The classification performance on Computer data set: (a): Average Precision, (b): Ranking Loss, (c): Coverage Error, (d): One-Error, (e): Macro F1.
In this paper, a multi-label feature selection algorithm based on proportional second-order relevance and redundancy is proposed, which takes the correlation between labels into account, and adjusts the variable scaling coefficient of correlation and redundancy so as to describe the correlation between features and label sets better.
In order to prove the validity of the proposed algorithm in this paper, the seven other multi label based on correlation and redundancy measure feature selection algorithms (PMU, MDMR, LRFS, AMI, MCMFS SCLS, MLACO) are compared. In the 6 well-known multi-label datasets, five evaluation criteria (Average Precision, Ranking Loss, Coverage, One-error, Macro F1) were compared using the same multi-label feature selection classifier MLKNN. The final experimental results show that the proposed algorithm has obvious advantages.

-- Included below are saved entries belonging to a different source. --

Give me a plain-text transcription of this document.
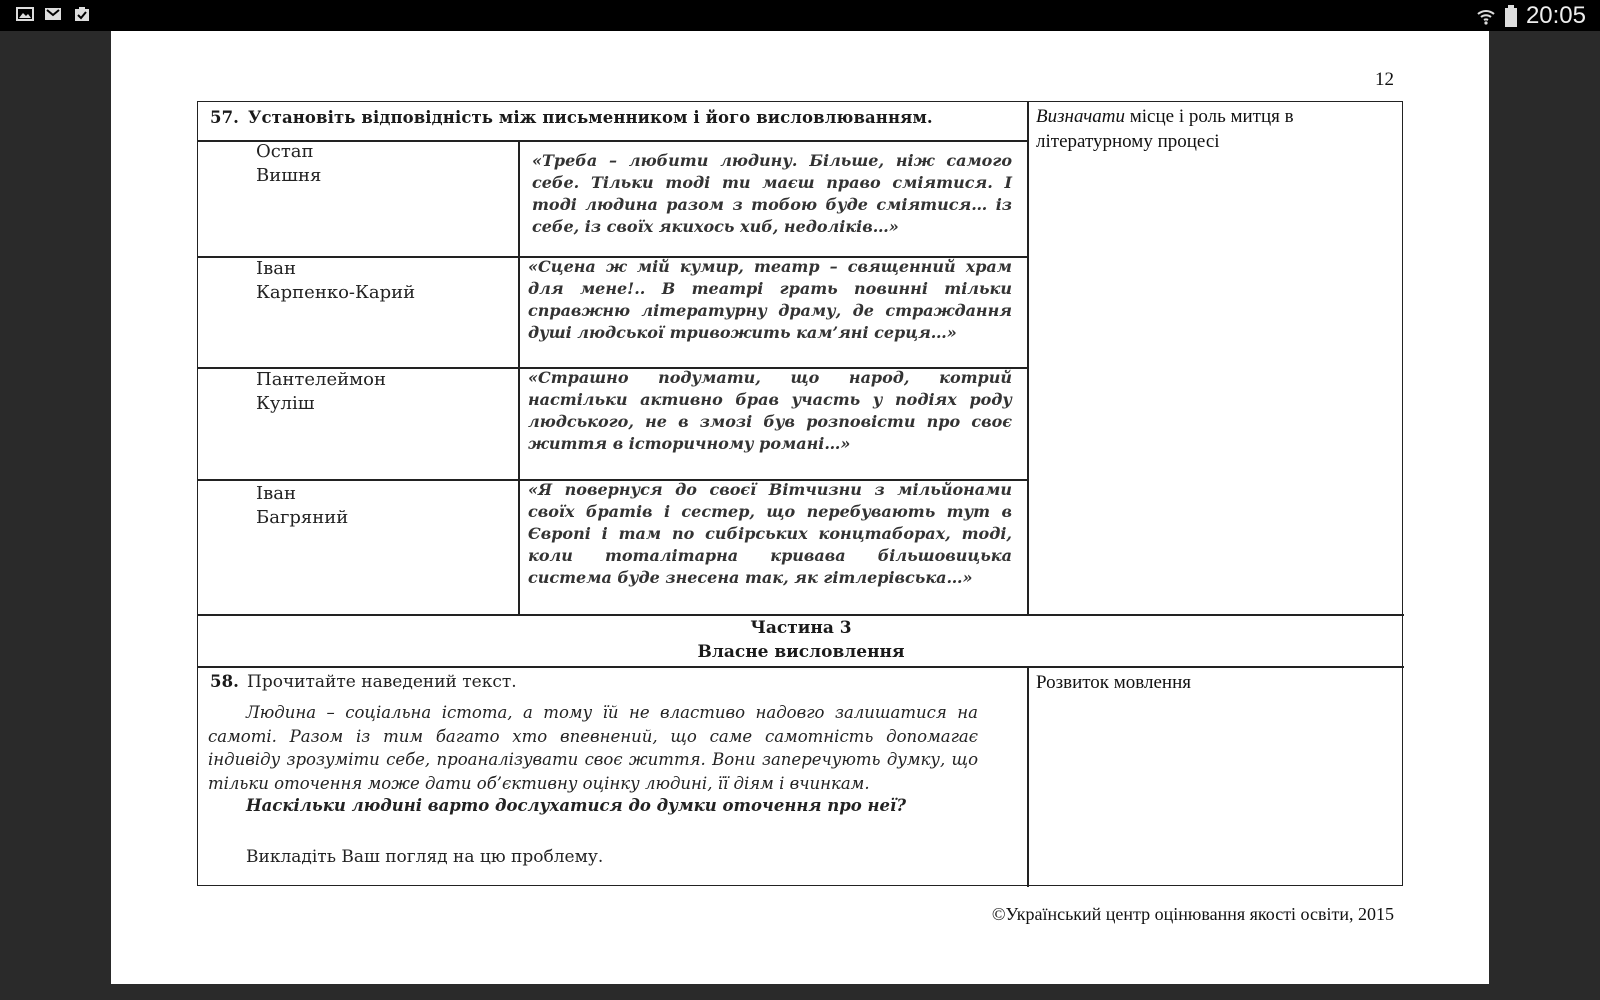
20:05
12
57. Установіть відповідність між письменником і його висловлюванням.	Визначати місце і роль митця в літературному процесі
Остап
Вишня
«Треба – любити людину. Більше, ніж самого себе. Тільки тоді ти маєш право сміятися. І тоді людина разом з тобою буде сміятися… із себе, із своїх якихось хиб, недоліків…»
Іван
Карпенко-Карий
«Сцена ж мій кумир, театр – священний храм для мене!.. В театрі грать повинні тільки справжню літературну драму, де страждання душі людської тривожить кам’яні серця…»
Пантелеймон
Куліш
«Страшно подумати, що народ, котрий настільки активно брав участь у подіях роду людського, не в змозі був розповісти про своє життя в історичному романі…»
Іван
Багряний
«Я повернуся до своєї Вітчизни з мільйонами своїх братів і сестер, що перебувають тут в Європі і там по сибірських концтаборах, тоді, коли тоталітарна кривава більшовицька система буде знесена так, як гітлерівська…»
Частина 3
Власне висловлення
58. Прочитайте наведений текст.	Розвиток мовлення
Людина – соціальна істота, а тому їй не властиво надовго залишатися на самоті. Разом із тим багато хто впевнений, що саме самотність допомагає індивіду зрозуміти себе, проаналізувати своє життя. Вони заперечують думку, що тільки оточення може дати об’єктивну оцінку людині, її діям і вчинкам.
Наскільки людині варто дослухатися до думки оточення про неї?
Викладіть Ваш погляд на цю проблему.
©Український центр оцінювання якості освіти, 2015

In our future work, we are going to study higher-order correlation and redundancy, not just at second order. We are also talking about improving the way of search, rather than the traditional forward incremental search.
Footnotes
Acknowledgments
This paper was partially supported by National Defense Basic Research Program (JCKY2019413D001), Medical Engineering Cross Project of USST (10-21-302-413) and (10-202-302-424).